CLB Architects: Injecting a dose of mid-century California modernism to the Rocky Mountain West, Tengoku Residence embraces the natural terrain of Jackson Hole in an unexpectedly modern way. Diverging from the mountain modern style typical of the region, the design of the 4,739-square-foot vacation home was inspired by the owner couple’s shared love of Japanese Zen gardens and mid-century modern design, as well as their backgrounds living in California and Hawaii. The resulting four-bedroom home is oriented around a series of three internal courtyards offering intimate views of single aspen trees, complementing the home’s sweeping, northwest views of the Tetons and a nearby pond, creating a setting the owner’s call Tengoku, the Japanese word for heaven.

The angular, sharply linear façade is softened by a series of guitar pick-shaped roof openings that define the three courtyards. Answering the client’s desire for a curved element somewhere in the home, the curvilinear openings are echoed in planters and landscape elements below.
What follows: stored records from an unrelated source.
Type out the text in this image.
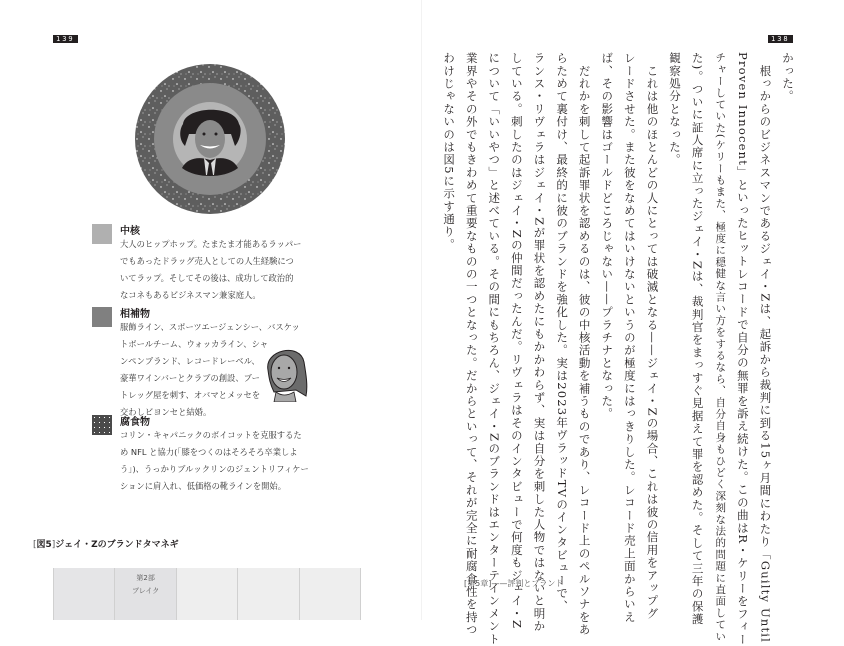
139
中核
大人のヒップホップ。たまたま才能あるラッパー
でもあったドラッグ売人としての人生経験につ
いてラップ。そしてその後は、成功して政治的
なコネもあるビジネスマン兼家庭人。
相補物
服飾ライン、スポーツエージェンシー、バスケッ
トボールチーム、ウォッカライン、シャ
ンペンブランド、レコードレーベル、
豪華ワインバーとクラブの創設、ブー
トレッグ屋を刺す、オバマとメッセを
交わしビヨンセと結婚。
腐食物
コリン・キャパニックのボイコットを克服するた
め NFL と協力(「膝をつくのはそろそろ卒業しよ
う」)、うっかりブルックリンのジェントリフィケー
ションに肩入れ、低価格の靴ラインを開始。
[図5]ジェイ・Zのブランドタマネギ
第2部
ブレイク
138
かった。
　根っからのビジネスマンであるジェイ・Zは、起訴から裁判に到る15ヶ月間にわたり「Guilty Until
Proven Innocent」といったヒットレコードで自分の無罪を訴え続けた。この曲はR・ケリーをフィー
チャーしていた(ケリーもまた、極度に穏健な言い方をするなら、自分自身もひどく深刻な法的問題に直面してい
た)。ついに証人席に立ったジェイ・Zは、裁判官をまっすぐ見据えて罪を認めた。そして三年の保護
観察処分となった。
　これは他のほとんどの人にとっては破滅となる——ジェイ・Zの場合、これは彼の信用をアップグ
レードさせた。また彼をなめてはいけないというのが極度にはっきりした。レコード売上面からいえ
ば、その影響はゴールドどころじゃない——プラチナとなった。
　だれかを刺して起訴罪状を認めるのは、彼の中核活動を補うものであり、レコード上のペルソナをあ
らためて裏付け、最終的に彼のブランドを強化した。実は2023年ヴラッドTVのインタビューで、
ランス・リヴェラはジェイ・Zが罪状を認めたにもかかわらず、実は自分を刺した人物ではないと明か
している。刺したのはジェイ・Zの仲間だったんだ。リヴェラはそのインタビューで何度もジェイ・Z
について「いいやつ」と述べている。その間にもちろん、ジェイ・Zのブランドはエンターテインメント
業界やその外でもきわめて重要なものの一つとなった。だからといって、それが完全に耐腐食性を持つ
わけじゃないのは図5に示す通り。
[第5章]——評判とブランド
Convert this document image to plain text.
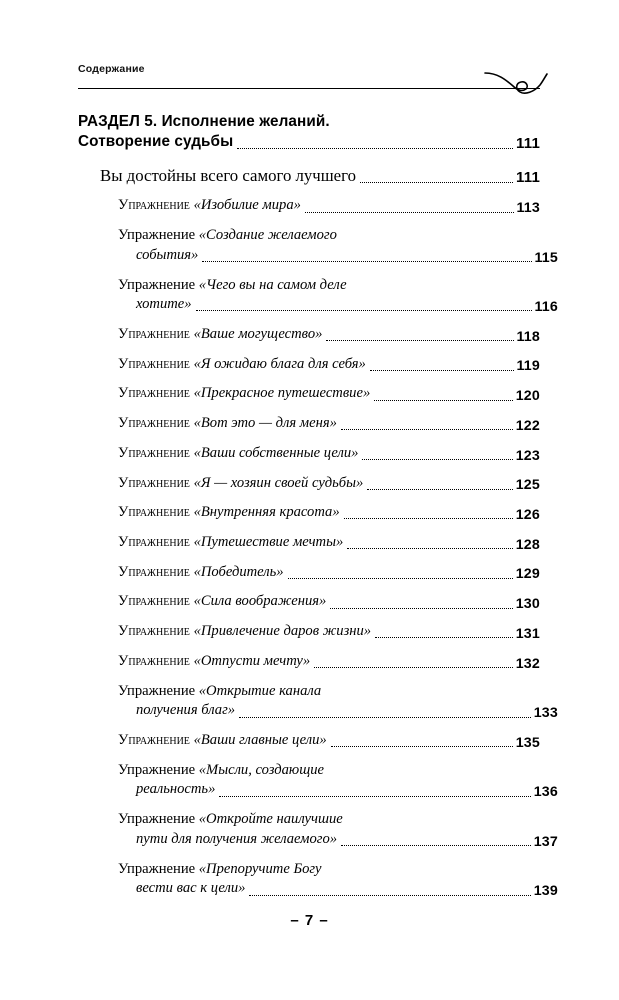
Содержание
РАЗДЕЛ 5. Исполнение желаний.
Сотворение судьбы	111
Вы достойны всего самого лучшего	111
Упражнение «Изобилие мира»	113
Упражнение «Создание желаемого
события»	115
Упражнение «Чего вы на самом деле
хотите»	116
Упражнение «Ваше могущество»	118
Упражнение «Я ожидаю блага для себя»	119
Упражнение «Прекрасное путешествие»	120
Упражнение «Вот это — для меня»	122
Упражнение «Ваши собственные цели»	123
Упражнение «Я — хозяин своей судьбы»	125
Упражнение «Внутренняя красота»	126
Упражнение «Путешествие мечты»	128
Упражнение «Победитель»	129
Упражнение «Сила воображения»	130
Упражнение «Привлечение даров жизни»	131
Упражнение «Отпусти мечту»	132
Упражнение «Открытие канала
получения благ»	133
Упражнение «Ваши главные цели»	135
Упражнение «Мысли, создающие
реальность»	136
Упражнение «Откройте наилучшие
пути для получения желаемого»	137
Упражнение «Препоручите Богу
вести вас к цели»	139
– 7 –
Besides shaping the light in dramatic and serendipitous ways over the course of the day, the curved openings and the uninterrupted glass walls help to amplify the careful framing of nature taking place throughout the home.

Inside, an S-shaped plan snakes around the courtyards, pulling apart the public and private spaces of the home. Each resulting zone of the house feels like a small pavilion, with access to natural daylight and ventilation on multiple sides to encourage passive ventilation. Operable clerestory windows also help circulate airflow in warmer months, while triple-paned windows, exterior rigid insulation, and full cavity insulation optimize heat retention in winter. A series of corridors stitch the house together, as does the unifying, continuous roof line. Expressive overhangs and thin roof lines pick up on the mid-century aesthetic, as does the vertical western red cedar cladding in each of the courtyards.

A restrained interior palette of oak floors and simple white cabinetry keeps the focus on the landscape outside, with expressive moments of art, furnishings, and finishes offering pops of color and light. A translucent amethyst stone slab is integrated into a south-facing window at the entry, catching the light to illuminate the space in changing ways over the course of the day. Caracas blue limestone fabricated into large format slabs clads the home’s double-sided fireplace, which serves as an anchor for the living room and wraps into the den. Vintage furnishings sourced from the clients’ family, as well as Hawaiian monkey pod wood vessels, and pieces brought from the clients’ main residence in Malibu, create an expressive interplay with local Jackson artwork and modern pieces like a Roche Bobois sofa.